Gina and Maggie working together can do their MI-4 project in 24 hours. If Gina works alone
for 8 hours and Maggie then finishes the job in 30 hours, how many hours would it take each
working alone to do the project? [Assume both work at a constant rate].
suppose that 8 of Maggie's hours coincided with Gina's 8 hours
that would complete 1/3 (8/24) of the project
Maggie then finishes the remaining 2/3 in 22 hours (30 - 8)
so Maggie would take 33 hours alone
... she does 24/33 or 8/11 working 24 hours with Gina
Gina does 3/11 (1 - 8/11) in 24 hours
... so it would take her 88 hours to do it alone (24 / (3/11))
To solve this problem, we can use the concept of work rates. Let's start by assigning variables to the rates at which Gina and Maggie work.
Let G represent Gina's work rate, and M represent Maggie's work rate.
We are given the following information:
- Gina and Maggie together can do the MI-4 project in 24 hours. This means their combined work rate is 1/24 of the project per hour: (G + M) = 1/24.
- Gina works alone for 8 hours. Therefore, the work she completes is 8G.
- After Gina's 8 hours, Maggie finishes the job in 30 hours. This means Maggie's work rate is such that she completes 1/24 of the project per hour. Since Gina already completed 8G of the work, Maggie needs to complete the remaining (1 - 8G) of the work in 30 hours. This can be expressed as M = (1 - 8G)/30.
We can now use these equations to solve for the values of G and M.

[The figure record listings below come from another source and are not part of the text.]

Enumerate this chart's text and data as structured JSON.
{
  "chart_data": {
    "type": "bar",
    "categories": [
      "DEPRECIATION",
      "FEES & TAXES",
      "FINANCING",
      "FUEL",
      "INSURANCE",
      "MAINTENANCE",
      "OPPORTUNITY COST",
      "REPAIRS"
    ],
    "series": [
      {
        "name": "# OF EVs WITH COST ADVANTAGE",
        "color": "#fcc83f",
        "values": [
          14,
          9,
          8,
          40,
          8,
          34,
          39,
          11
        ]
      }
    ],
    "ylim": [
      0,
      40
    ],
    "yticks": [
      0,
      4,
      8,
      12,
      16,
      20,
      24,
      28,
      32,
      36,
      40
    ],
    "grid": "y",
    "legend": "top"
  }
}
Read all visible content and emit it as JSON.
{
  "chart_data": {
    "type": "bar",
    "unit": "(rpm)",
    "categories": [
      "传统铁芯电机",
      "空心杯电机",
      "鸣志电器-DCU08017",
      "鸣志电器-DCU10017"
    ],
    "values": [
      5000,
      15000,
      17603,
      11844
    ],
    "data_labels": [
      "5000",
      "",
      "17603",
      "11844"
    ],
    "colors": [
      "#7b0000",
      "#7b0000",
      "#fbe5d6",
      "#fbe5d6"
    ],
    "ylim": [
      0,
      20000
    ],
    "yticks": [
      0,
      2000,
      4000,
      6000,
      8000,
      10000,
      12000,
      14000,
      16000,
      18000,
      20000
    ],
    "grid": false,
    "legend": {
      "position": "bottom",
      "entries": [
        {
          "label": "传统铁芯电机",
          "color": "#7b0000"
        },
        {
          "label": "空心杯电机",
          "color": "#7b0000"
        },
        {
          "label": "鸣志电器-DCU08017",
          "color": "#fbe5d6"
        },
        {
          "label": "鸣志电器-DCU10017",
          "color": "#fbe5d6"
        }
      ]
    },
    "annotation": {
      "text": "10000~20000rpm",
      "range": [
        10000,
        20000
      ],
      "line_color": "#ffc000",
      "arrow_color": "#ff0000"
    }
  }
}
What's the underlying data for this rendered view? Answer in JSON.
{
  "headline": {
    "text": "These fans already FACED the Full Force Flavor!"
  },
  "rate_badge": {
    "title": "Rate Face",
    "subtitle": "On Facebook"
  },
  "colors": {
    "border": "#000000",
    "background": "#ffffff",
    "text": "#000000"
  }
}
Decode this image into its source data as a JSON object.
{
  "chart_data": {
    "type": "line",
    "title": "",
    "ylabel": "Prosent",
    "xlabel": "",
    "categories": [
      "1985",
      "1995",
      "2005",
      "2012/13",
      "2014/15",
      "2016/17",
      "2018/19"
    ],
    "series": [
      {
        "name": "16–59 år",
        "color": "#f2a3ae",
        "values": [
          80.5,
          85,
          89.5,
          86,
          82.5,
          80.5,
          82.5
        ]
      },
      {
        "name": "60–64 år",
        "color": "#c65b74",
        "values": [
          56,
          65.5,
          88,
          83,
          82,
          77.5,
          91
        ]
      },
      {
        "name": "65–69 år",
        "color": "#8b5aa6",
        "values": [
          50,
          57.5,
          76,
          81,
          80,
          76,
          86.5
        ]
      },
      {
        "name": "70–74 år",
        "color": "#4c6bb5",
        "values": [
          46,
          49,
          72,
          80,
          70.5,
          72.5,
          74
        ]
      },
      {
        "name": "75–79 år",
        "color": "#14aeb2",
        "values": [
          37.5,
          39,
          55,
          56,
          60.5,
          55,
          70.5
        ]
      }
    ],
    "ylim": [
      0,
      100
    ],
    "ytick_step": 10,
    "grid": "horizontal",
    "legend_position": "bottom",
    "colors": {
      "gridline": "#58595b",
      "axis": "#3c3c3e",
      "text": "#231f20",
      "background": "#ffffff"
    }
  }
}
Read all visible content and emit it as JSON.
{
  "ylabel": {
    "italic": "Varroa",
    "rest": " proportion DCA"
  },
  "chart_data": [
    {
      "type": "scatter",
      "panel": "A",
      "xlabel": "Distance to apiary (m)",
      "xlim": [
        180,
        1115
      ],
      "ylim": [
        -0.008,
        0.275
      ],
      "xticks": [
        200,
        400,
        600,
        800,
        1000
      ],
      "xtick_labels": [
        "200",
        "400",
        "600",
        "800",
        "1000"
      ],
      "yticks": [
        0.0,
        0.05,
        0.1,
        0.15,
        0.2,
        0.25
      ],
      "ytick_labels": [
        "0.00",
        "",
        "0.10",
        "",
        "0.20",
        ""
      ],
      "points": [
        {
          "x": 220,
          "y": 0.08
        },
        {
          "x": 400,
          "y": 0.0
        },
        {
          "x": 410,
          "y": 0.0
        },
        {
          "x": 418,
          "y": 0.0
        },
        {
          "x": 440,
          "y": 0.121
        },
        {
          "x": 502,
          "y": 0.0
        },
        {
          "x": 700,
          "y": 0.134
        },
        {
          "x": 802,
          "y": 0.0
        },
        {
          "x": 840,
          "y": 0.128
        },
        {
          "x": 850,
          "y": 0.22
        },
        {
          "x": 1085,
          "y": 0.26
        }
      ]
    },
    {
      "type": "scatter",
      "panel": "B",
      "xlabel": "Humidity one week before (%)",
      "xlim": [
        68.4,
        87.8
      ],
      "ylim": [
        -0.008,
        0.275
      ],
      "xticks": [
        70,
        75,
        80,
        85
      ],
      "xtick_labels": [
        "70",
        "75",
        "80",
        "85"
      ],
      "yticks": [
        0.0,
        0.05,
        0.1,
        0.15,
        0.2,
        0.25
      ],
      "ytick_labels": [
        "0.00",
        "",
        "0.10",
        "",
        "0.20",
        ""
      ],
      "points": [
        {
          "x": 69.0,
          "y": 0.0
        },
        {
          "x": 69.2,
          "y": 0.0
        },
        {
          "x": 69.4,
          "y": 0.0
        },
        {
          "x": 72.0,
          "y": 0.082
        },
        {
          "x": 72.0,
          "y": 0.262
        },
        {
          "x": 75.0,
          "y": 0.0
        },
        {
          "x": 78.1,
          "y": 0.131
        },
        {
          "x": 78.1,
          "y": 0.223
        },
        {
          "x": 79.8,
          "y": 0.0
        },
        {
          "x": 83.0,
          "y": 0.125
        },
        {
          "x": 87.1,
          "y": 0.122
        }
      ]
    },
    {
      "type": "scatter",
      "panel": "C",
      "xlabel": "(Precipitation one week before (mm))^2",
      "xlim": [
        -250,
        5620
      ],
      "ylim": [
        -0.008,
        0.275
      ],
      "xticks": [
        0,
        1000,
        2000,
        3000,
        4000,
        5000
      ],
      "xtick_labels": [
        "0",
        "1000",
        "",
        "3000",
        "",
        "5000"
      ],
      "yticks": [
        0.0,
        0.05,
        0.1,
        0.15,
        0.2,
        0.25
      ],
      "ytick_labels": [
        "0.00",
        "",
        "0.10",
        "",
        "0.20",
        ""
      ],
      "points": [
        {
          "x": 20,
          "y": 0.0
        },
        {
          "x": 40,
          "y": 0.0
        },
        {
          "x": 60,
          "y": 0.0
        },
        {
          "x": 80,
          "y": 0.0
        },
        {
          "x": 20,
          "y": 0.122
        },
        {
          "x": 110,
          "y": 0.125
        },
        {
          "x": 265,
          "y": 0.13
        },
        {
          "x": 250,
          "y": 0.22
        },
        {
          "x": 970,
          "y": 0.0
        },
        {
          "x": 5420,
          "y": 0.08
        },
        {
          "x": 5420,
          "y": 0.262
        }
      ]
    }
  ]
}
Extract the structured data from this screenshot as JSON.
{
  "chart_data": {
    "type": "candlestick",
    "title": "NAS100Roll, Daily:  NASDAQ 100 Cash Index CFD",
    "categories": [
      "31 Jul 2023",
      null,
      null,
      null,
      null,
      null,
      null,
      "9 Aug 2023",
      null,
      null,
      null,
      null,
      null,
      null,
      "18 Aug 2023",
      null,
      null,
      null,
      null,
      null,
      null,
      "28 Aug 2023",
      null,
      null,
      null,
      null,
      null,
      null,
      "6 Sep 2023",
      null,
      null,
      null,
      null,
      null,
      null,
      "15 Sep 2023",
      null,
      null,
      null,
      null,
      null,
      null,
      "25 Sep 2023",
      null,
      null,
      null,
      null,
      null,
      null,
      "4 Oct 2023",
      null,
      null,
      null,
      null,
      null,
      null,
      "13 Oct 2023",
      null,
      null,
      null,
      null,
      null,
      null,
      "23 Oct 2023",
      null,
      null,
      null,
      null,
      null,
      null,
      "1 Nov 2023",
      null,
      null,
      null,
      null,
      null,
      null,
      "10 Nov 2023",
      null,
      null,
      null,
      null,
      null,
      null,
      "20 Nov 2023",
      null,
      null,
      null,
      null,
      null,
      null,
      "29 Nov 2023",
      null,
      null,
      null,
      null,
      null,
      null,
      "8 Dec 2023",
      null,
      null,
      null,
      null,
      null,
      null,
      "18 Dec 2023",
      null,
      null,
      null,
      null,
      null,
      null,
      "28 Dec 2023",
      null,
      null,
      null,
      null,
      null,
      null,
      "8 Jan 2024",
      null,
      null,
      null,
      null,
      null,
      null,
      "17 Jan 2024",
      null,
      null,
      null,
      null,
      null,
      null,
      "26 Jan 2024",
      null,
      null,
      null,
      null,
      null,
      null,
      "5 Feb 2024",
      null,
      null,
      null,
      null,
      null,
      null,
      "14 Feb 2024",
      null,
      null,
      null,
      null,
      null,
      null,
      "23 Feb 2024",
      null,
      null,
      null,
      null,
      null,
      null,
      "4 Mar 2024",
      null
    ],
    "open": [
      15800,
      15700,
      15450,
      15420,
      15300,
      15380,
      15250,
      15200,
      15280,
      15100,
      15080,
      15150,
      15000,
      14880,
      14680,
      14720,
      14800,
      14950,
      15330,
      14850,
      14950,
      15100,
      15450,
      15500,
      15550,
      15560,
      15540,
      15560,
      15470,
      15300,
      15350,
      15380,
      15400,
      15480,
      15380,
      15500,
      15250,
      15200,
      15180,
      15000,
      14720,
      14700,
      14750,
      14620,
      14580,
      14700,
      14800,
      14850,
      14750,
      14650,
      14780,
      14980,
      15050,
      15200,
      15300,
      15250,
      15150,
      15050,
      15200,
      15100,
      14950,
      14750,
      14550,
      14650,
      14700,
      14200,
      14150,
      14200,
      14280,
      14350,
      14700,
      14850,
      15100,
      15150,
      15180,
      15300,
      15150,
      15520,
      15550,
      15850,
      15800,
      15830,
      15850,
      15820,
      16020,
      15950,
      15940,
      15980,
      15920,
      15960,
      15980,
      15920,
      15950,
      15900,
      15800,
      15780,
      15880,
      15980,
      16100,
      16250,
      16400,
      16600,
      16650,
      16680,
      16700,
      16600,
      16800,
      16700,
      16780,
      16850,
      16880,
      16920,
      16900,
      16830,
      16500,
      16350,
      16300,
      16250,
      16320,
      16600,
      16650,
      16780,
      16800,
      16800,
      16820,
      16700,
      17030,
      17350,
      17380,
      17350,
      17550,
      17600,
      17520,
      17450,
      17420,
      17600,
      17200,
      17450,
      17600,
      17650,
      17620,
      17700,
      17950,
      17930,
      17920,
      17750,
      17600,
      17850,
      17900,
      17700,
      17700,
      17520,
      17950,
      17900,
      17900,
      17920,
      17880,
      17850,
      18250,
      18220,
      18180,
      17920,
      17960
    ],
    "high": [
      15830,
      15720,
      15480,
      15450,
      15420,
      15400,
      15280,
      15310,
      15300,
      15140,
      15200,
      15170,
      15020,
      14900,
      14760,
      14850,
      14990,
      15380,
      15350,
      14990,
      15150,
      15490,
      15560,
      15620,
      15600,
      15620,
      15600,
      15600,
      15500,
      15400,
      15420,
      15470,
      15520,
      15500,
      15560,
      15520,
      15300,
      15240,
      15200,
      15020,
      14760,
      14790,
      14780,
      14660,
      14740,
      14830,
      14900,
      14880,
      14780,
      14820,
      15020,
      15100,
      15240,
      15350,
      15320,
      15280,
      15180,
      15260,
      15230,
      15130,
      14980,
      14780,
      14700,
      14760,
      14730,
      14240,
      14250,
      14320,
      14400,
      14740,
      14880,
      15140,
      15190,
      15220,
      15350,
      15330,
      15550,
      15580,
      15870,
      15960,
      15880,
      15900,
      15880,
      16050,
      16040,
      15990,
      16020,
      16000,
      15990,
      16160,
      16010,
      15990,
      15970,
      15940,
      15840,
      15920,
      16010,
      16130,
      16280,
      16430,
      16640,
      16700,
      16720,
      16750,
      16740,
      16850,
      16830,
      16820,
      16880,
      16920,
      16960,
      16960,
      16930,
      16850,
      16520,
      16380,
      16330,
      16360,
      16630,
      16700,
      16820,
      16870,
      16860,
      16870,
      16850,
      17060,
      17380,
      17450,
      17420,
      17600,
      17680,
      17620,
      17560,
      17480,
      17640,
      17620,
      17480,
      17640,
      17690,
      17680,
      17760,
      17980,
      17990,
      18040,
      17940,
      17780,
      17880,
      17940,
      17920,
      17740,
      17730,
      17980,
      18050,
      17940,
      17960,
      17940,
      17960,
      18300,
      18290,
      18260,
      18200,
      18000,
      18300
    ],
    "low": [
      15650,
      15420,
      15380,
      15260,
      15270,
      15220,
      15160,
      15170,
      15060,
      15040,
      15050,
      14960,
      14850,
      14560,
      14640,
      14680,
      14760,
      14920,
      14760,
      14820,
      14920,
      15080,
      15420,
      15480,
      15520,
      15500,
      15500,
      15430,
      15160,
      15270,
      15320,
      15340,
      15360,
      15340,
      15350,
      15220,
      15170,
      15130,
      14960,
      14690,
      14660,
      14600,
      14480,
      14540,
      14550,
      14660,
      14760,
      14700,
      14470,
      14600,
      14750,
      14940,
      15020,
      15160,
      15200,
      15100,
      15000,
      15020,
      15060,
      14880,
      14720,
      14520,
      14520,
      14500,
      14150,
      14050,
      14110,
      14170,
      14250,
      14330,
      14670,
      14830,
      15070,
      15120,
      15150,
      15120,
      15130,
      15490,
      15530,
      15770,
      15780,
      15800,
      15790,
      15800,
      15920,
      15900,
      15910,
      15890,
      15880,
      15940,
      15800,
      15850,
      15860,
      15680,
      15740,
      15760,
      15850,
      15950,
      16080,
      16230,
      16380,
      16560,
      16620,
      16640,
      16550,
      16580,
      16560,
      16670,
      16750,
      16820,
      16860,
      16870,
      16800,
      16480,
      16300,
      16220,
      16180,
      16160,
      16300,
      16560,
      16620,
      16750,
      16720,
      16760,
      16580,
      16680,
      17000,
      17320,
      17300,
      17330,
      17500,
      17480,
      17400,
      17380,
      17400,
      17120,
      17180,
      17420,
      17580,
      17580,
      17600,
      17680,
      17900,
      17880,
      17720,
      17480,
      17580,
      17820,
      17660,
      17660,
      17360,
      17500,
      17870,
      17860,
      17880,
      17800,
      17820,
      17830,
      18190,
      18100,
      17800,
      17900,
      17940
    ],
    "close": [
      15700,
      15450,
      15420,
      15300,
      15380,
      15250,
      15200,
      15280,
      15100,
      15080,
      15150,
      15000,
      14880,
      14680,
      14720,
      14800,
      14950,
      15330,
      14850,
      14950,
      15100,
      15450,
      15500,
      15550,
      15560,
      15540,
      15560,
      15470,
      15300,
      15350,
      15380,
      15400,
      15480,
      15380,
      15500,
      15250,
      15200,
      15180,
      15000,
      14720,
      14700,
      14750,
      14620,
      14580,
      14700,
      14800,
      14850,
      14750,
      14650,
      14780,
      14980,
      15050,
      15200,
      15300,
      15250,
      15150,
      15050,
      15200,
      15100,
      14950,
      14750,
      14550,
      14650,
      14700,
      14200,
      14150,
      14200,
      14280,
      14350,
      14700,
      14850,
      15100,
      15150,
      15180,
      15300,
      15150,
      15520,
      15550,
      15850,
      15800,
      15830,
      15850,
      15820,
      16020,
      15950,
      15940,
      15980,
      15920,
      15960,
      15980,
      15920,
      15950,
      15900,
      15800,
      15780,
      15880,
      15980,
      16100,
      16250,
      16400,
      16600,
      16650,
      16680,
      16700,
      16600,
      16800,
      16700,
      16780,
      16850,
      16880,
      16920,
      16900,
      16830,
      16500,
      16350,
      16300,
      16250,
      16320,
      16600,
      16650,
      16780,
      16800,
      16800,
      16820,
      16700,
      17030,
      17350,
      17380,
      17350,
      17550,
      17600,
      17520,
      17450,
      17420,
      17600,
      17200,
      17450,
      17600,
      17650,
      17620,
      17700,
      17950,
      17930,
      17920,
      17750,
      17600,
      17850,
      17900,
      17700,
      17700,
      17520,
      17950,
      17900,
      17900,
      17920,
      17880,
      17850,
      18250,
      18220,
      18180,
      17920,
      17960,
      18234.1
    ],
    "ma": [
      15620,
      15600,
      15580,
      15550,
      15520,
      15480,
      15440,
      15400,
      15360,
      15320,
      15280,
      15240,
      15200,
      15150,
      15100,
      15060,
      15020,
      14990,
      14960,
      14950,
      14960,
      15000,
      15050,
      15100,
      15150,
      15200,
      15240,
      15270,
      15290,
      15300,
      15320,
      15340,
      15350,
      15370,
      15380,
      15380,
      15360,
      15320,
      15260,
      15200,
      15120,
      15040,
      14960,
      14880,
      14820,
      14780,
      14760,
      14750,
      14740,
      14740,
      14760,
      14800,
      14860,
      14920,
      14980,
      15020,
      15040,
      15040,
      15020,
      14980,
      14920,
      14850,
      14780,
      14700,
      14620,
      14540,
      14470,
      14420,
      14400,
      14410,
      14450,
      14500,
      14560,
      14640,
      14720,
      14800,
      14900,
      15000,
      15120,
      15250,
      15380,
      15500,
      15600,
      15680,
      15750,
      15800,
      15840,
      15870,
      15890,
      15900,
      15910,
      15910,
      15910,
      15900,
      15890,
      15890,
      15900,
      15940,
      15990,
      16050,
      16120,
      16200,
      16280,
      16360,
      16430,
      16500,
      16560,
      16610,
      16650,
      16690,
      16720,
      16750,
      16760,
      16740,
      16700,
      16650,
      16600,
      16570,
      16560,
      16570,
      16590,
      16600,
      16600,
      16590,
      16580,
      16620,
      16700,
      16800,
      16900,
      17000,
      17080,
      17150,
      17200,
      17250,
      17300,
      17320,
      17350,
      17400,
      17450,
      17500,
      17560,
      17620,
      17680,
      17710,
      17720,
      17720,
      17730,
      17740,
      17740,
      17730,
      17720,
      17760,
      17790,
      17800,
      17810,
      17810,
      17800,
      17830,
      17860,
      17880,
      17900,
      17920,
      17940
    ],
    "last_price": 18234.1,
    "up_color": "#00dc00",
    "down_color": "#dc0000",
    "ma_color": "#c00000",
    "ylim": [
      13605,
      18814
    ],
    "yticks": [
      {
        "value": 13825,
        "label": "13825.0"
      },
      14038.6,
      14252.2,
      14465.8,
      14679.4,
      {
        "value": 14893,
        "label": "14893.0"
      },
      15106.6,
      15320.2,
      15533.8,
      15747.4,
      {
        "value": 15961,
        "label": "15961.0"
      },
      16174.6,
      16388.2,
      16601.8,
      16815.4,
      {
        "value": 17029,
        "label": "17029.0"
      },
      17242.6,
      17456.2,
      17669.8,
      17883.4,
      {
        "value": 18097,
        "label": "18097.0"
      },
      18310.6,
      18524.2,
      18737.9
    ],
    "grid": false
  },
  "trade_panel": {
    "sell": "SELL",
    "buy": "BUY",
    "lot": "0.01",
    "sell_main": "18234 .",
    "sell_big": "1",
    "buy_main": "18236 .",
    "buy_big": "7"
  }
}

Multiplying the first equation by 30 to eliminate fractions, we get:
30(G + M) = 30(1/24)
30G + 30M = 5/2
Substituting the value of M from the second equation into this equation:
30G + 30((1 - 8G)/30) = 5/2
30G + 1 - 8G = 5/2
22G + 1 = 5/2
22G = 5/2 - 1
22G = 5/2 - 2/2
22G = 3/2
G = (3/2) / 22
G = 3/44
Now that we have the value of G, we can substitute it back into the second equation to find M:
M = (1 - 8G)/30
M = (1 - 8(3/44))/30
M = (1 - 24/44)/30
M = (20/44)/30
M = 20/(44 * 30)
Now, we have the work rates for both Gina and Maggie. To find the individual times required to complete the project, we can use the equation Time = Work/Rate.
Time taken by Gina alone = Work/ Gina's rate = 1/ G
Time taken by Maggie alone = Work/ Maggie's rate = 1/ M
Substituting the values we found:
Time taken by Gina alone = 1/(3/44) = 44/3 hours
Time taken by Maggie alone = 1/(20/(44 * 30)) = 66 hours
Therefore, Gina would take 44/3 hours (approximately 14.67 hours) and Maggie would take 66 hours to complete the project individually.